# DIY Frozen Food



## DZinck (Aug 18, 2010)

DIY FROZEN FOOD

Alright since I started this thread I`ve found a couple more recipes.

This one is ideal for loaches, website has a great description and pictures.
http://www.loaches.com/articles/home-cooking-your-own-frozen-fishfood

This one was created with cichlids in mind.
http://www.aquariumlife.net/projects/diy-fish-food/112.asp


----------



## pat3612 (Jan 29, 2008)

The only thing I would be lerry of is the v8 because of the salt content.


----------



## Philip.Chan.92 (Apr 25, 2010)

DZinck said:


> Im definitely going to do this soon. Price of bloodworms kills me!
> 
> http://www.loaches.com/articles/home-cooking-your-own-frozen-fishfood


Sounds like a great idea, keep us posted!


----------



## Merman (Nov 23, 2009)

*Serve Cold over Rice*

...your christmas guests will love it...lol.

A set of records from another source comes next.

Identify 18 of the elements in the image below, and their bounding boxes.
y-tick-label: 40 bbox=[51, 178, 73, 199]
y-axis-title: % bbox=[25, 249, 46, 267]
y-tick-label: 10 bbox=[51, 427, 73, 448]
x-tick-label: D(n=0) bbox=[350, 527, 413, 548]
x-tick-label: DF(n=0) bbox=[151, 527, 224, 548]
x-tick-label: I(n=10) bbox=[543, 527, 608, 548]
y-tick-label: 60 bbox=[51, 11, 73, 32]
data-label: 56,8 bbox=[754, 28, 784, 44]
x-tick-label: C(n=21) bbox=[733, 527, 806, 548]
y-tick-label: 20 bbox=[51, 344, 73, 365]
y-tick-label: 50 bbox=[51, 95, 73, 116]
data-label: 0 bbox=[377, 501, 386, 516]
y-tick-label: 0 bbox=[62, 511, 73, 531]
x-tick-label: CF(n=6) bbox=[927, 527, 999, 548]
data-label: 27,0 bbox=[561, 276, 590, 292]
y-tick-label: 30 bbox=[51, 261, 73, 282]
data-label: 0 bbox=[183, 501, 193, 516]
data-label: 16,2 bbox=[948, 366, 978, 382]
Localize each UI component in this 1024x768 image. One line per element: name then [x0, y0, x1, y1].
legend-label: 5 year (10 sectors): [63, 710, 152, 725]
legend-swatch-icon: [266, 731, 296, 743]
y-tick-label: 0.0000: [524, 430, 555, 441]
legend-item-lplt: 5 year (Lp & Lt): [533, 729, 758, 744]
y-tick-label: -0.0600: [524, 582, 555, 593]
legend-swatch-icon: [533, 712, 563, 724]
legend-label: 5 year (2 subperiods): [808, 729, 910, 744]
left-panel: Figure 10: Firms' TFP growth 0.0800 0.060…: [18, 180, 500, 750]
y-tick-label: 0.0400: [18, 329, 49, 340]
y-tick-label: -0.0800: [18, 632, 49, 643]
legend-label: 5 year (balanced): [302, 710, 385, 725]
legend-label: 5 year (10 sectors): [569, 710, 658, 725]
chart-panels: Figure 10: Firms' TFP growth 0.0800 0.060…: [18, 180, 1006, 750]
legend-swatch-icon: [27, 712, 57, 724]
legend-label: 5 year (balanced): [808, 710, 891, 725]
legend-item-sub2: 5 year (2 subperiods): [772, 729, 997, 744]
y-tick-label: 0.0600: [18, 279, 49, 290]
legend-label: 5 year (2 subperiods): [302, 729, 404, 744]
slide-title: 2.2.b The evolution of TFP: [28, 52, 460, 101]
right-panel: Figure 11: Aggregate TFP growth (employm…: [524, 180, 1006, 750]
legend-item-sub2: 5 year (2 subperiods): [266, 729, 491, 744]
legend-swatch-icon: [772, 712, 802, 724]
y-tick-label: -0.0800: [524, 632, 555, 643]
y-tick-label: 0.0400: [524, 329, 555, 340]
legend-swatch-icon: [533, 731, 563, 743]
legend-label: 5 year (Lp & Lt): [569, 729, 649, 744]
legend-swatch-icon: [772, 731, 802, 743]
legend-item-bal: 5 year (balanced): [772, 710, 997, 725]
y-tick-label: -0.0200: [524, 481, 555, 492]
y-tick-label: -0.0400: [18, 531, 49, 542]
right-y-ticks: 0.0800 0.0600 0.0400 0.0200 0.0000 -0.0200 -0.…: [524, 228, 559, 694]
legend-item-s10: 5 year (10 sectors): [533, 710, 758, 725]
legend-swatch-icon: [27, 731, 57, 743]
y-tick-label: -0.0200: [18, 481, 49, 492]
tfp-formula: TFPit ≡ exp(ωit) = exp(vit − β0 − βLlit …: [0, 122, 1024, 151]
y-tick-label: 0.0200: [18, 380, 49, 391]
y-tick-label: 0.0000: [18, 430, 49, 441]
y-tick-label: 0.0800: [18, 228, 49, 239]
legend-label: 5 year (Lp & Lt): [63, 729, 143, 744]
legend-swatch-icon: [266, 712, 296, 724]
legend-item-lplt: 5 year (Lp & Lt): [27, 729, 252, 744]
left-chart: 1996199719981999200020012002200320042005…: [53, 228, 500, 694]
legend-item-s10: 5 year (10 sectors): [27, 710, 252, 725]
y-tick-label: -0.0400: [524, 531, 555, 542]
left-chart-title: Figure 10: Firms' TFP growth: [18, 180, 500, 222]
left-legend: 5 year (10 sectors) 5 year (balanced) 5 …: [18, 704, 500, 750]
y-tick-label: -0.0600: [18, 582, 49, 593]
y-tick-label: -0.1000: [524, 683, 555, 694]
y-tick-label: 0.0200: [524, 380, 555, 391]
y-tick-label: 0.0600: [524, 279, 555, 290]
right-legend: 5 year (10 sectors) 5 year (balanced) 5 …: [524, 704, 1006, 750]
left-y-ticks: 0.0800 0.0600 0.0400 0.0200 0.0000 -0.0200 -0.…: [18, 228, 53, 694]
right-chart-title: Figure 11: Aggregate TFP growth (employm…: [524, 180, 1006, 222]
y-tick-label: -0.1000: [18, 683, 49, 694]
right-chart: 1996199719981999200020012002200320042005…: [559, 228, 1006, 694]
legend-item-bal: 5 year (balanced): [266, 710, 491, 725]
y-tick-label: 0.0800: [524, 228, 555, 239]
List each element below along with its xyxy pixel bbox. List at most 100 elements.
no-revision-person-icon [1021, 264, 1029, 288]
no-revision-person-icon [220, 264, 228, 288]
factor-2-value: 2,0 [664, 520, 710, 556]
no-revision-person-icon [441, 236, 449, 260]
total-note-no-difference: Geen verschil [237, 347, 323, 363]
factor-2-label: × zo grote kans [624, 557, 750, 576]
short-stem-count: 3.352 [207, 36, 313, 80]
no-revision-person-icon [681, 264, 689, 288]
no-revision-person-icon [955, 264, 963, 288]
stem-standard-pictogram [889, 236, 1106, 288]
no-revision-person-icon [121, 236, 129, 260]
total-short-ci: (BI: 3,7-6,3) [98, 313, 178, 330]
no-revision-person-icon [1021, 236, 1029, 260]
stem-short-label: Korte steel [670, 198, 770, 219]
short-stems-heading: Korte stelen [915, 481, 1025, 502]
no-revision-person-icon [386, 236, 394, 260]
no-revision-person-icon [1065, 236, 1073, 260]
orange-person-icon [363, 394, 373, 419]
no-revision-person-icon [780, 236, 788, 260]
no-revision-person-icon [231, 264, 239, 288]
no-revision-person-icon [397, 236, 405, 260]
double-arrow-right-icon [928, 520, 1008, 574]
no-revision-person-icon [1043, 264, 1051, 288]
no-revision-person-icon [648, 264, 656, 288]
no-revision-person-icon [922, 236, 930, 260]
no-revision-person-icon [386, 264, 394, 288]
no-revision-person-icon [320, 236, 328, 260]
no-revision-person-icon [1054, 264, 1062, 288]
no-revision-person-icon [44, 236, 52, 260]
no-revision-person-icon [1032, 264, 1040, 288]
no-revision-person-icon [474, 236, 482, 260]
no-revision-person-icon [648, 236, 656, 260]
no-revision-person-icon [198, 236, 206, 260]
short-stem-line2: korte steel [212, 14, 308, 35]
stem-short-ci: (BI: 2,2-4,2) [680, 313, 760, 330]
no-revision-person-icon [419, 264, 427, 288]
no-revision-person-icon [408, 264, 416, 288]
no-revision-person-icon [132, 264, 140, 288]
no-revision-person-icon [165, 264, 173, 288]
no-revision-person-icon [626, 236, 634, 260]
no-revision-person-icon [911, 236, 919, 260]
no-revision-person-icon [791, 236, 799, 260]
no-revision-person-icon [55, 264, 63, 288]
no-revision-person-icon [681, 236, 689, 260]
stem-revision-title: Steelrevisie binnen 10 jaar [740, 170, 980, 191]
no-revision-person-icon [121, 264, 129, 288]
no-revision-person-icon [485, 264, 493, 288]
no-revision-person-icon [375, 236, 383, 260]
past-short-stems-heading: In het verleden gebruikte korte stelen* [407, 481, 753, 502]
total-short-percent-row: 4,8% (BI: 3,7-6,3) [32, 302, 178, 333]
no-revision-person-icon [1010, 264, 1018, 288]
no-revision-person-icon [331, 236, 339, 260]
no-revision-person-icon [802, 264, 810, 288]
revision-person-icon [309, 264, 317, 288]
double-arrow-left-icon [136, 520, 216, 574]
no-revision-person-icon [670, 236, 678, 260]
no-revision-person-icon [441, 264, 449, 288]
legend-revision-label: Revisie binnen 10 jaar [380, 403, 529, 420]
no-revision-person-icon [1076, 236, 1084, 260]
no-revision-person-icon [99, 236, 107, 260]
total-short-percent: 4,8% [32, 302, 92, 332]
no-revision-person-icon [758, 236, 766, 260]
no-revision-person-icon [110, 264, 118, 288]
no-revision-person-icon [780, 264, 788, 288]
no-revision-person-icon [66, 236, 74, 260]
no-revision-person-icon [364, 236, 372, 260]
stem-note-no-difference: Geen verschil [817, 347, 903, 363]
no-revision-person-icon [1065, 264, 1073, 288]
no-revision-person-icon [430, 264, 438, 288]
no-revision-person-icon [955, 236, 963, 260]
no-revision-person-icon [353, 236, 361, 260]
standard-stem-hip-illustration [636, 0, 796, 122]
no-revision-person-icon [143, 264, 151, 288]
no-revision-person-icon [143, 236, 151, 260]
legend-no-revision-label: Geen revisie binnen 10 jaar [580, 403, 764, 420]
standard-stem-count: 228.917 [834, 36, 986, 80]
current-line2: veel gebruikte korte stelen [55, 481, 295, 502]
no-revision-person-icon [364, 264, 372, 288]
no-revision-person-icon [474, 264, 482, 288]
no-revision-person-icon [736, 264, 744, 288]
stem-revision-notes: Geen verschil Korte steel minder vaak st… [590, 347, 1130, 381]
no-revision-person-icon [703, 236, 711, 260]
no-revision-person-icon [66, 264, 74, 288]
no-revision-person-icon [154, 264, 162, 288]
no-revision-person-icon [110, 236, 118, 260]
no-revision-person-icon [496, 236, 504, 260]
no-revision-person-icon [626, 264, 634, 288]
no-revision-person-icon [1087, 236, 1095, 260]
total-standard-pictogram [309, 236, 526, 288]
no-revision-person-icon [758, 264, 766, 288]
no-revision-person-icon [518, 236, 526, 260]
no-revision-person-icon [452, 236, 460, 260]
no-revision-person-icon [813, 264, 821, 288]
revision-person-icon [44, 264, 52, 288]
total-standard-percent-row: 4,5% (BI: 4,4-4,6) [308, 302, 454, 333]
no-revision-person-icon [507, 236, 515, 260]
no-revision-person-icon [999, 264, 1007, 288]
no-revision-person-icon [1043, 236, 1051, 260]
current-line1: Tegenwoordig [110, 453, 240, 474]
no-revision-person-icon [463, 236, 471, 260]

It's a variation on a recipe I use for my angelfish but I don't cook mine. This would sound about right for loaches. I think the banana and V8 are probably a good idea.

I use:

2 large bags of uncooked/frozen med. size shrimp (remove shells)
2 beef heart (approx 3 to 4 lbs - remove fat/veins)
2 bags of fresh spinach (boil briefly/about 1 1/2 mins./drain)
1 cup of krill (pre process to consistency of powder w some sm chunks)
2 large cloves of garlic (pre process)
1 cup of TetraMin Staple food
1 pack of gelatin (prepare as instructions on packet)

My recipe is much more expensive and the main cost comes from the krill and shrimp. I like the loach recipe and may try it in the future - far less expensive using the liver and white fish.

It's amazing how you can get fish to eat spinach and banana when combined with things they really like such as krill and beef. The gelatin does a great job in holding the food together.

It may take a little while for your fish to get used to it but they will. I was amazed at the great coloration in my fish after feeding this for a while.

Home made foods are definitely worth the effort. You wonder how your fish got by before you started using it.


----------